Invisible Phone: Will AI spawn new fully conversational “I-Phone”?
- It uses Python 3 and is not tested with older versions.
- Install dependencies:
pip3 install -r requirements.txt
- Set your OpenAI API key:
export OPENAI_API_KEY="<paste-your-OpenAI-API-key>"
and add this line to~/.bash_profile
or~/.zshrc
etc. - Change prefered voice names in
data/memory.yaml
. The voices can be installed in MacOS Preferences > Accessibility > Spoken language.
- run
./run.sh
in Mac OS terminal - Enter to start and stop listening
- Esc + Enter escapes
It does not expect more than half an hour of listening.
- 0: clears the conversation (to save money or start over)
- v: toggles GPT3/GPT4 (beware GPT4 is 20× more expensive)
- p: to paste from a clipboard
- f: Experimental functions: turns on a classifier (defined as
_classifier
in data/config.yaml) that decides what prompt or function to run first and then run it.- This solution was chosen before GPT functions were introduced. The GPT functions will perform better, but it might still be handy for further experimentation or repurposing it for more general uses.

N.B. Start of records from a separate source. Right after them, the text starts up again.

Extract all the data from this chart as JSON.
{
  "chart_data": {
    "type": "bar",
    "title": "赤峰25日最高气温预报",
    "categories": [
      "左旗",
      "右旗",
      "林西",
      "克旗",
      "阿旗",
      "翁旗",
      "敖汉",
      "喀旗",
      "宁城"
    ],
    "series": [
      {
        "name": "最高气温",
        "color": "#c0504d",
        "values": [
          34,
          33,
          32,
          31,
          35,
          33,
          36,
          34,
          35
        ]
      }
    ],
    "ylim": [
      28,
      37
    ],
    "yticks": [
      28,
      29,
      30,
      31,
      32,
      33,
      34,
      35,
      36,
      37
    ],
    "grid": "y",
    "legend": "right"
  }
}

- Typing a mode name from the options shown in the terminal switches to it.
- More keyboard shortcuts are in chat.py main function.

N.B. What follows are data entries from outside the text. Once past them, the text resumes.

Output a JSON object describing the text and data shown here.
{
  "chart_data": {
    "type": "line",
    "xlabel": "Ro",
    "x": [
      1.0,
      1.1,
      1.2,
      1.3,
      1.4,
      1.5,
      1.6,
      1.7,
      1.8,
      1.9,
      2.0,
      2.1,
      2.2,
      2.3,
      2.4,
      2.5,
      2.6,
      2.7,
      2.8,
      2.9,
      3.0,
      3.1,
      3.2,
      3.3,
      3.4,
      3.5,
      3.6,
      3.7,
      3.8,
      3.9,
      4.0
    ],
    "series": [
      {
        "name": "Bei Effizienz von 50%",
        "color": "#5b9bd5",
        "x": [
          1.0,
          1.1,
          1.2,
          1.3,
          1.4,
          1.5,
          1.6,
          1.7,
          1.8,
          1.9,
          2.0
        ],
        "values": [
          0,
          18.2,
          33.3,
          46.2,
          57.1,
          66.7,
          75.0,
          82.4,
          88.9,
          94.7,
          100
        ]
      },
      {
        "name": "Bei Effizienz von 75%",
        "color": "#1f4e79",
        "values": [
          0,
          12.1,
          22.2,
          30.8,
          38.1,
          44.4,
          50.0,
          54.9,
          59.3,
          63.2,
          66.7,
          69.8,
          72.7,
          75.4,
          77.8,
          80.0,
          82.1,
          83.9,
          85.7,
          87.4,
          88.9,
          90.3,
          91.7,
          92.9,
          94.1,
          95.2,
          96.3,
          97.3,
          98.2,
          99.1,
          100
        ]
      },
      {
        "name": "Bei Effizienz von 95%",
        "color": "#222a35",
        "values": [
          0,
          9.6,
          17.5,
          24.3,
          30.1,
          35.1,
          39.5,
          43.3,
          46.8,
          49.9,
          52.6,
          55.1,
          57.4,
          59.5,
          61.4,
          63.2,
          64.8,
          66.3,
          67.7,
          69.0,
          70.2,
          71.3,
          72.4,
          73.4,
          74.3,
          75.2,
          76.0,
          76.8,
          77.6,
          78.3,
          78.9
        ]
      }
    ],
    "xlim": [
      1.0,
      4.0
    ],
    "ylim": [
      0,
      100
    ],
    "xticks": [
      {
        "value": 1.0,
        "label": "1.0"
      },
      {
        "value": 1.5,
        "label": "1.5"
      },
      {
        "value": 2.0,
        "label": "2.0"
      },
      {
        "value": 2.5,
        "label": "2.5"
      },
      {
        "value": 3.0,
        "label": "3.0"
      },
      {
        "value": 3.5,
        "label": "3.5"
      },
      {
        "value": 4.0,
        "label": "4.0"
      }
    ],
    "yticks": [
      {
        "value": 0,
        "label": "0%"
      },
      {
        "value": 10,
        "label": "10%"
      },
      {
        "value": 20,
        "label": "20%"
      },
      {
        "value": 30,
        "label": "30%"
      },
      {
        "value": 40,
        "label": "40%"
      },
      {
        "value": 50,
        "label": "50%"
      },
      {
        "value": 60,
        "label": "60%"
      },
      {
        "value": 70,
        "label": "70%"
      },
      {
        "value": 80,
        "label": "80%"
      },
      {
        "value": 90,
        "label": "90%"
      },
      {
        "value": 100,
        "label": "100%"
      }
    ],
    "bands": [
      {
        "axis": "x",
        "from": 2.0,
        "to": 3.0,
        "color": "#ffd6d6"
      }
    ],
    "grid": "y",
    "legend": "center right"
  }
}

New modes can be added to config.yaml
. Both system and user message template text must be included.
User input will be used to replace a {}
placeholder.
Pipeline parameter can optionally contain an array with a sequence of prompt or function names to be executed, chaining the outputs to the inputs.
If you want to code, the pipelines are defined in a Pipeline class in pypelines.py and they can run integrations like mail or web browser from Services class in integrations.py.
Languages in memory.yaml
are used as a default in a translator mode so it knows what language to translate to even when not mentioned.
Pipeline can optionally contain a sequence of modes or methods in Pipeline class to be run.
Simply editing or adding new modes will allow you to test prompts and pipelines.
The voicelet.html is ready to be run in a mobile browser.
- Deploy voicelet.html on your site
- Access it while adding your OpenAI API key as a parameter at the end of the url:
?key=<your-OpenAI API key>
- Or you can try it here, if you add your API key at the end of the url.
On an iPhone, the voice recognition is inferior because it must use its native iOS voice recognition because of an OpenAI bug.
There are no pipelines in the mobile version, only prompts.
This was done before Langchain and OpenAI functions. The Langchain is much more powerful if you speak Python. Despite being experimental, it can be handy for simple prompt design testing simply by editing the configuration instead of coding or to run simple tasks for those who can't or don't want to learn the Langchain framework.
Note that this is just a quick and dirty prototype, so the code might not be as beautiful as one might prefer.
To test performance of a chosen prompt update a tests.py prepared to take inputs from a file and prints aggregated results.